Funds management income was flat on a “headline” basis at $1,938 million. Excluding the impact of Property transactions and businesses from the comparative results, income increased 8 per cent, driven by a 14 per cent increase in average Funds Under Administration.
Insurance income decreased 3 per cent due to an unusually large number of weather event claims during the year in New South Wales and Queensland.
Expense growth was higher, increasing 5 per cent on the prior year, due to staff expenses and the impact of the lower Australian dollar. The major driver of expense growth was growing regulatory, compliance and remediation costs, including those associated with a number of legislative reforms (FATCA, FoFA, Stronger Super), provisioning for the costs of the Advice Review program and ongoing regulatory engagement.
The Group improved its cost-to-income ratio by 10 basis points to 42.8 per cent, assisted by the continued focus on productivity initiatives which delivered savings of $260 million over the past 12 months.
In a relatively stable credit environment, the ratio of cash loan impairment expense (LIE) to gross loans and acceptances remained unchanged at 16 basis points. Total loan impairment provisions were $3.6 billion, and the ratio of provisions to credit risk weighted assets at 1.14 per cent.
The Group continued to invest in the long-term growth of the business, with $1.2 billion invested on initiatives including risk and compliance projects, technology and productivity; Ongoing organic capital generation delivered a Basel III CET1 ratio of 12.7 per cent on an internationally comparable basis and 9.1 per cent on an APRA basis. The APRA change increases risk weights from approximately 16% to 25%. As at 30 June 2015, the impact for CBA would result in a decrease of 95bps in CET1 (approximately $4bn).
The Group will offer entitlements to CBA ordinary shares pro rata to all eligible shareholders, which can be exercised to buy 1 new share for every 23 shares held on the record date for the offer at an offer price of $71.50 per new share at a 10.5 per cent discount to the dividend adjusted closing price on the ASX on 11 August 2015. The offer will be fully underwritten to raise approximately $5 billion. Approximately 71 million new fully paid CBA ordinary shares will be issued (approximately 4.3 per cent of shares on issue). Following the capital raising, the Group’s pro forma CET1 ratio will be 14.3 per cent on an internationally comparable basis (which assumes full implementation of the Basel III reforms), and 10.4 per cent on an APRA basis.
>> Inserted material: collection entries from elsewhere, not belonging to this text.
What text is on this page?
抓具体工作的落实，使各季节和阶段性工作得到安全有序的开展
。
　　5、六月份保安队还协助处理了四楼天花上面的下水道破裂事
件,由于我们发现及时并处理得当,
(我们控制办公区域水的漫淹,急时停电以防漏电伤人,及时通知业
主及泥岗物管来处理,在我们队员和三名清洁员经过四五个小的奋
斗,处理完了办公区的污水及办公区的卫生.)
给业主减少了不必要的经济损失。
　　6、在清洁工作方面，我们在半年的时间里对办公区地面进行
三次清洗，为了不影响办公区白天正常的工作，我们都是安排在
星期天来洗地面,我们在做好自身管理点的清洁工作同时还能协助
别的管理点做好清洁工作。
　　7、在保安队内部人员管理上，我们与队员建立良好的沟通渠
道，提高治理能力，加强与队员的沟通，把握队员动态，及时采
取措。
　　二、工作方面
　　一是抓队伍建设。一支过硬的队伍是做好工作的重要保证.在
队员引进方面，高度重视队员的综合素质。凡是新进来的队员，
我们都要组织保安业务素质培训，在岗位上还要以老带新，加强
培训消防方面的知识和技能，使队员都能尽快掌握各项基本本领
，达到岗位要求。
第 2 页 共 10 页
In December 2013, APRA announced that the Australian major banks are domestic systemically-important banks (D-SIBs). From 1 January 2016, D-SIBs are required to hold 1% additional capital in the form of CET1 (called the D-SIB buffer)
Interesting to note the flow through of online activity into the bank, with the proportion of logins via a mobile device, and online sales rising. Absolutely no surprise, as foreshadowed in the DFA “Quiet Revolution” report. 39% of credit card sales were online.
Finally, looking at the Australian Home Loan portfolio, CBA has the largest footprint for owner occupied loans. The chart below shows the combined CBA and Bankwest portfolio. Arrears are lowest in the fastest growing state, NSW.
Looking specifically at investment property loans, CBA is growing its portfolio below the 10% speed limit, (9.7% compared with 11.5% system), and show lower arrears in the investment portfolio, and a larger borrower income footprint.
They provided one stress test scenario, in which stressed losses could be $3.17bn over 3 years, of which $1.98bn would be losses net of LMI recoveries. This is based on December 2014 data. Total stressed losses increased by 1% between June 2014 ($3.14bn) and December 2014 ($3.17bn), primarily due to growth in the Home Loan portfolio.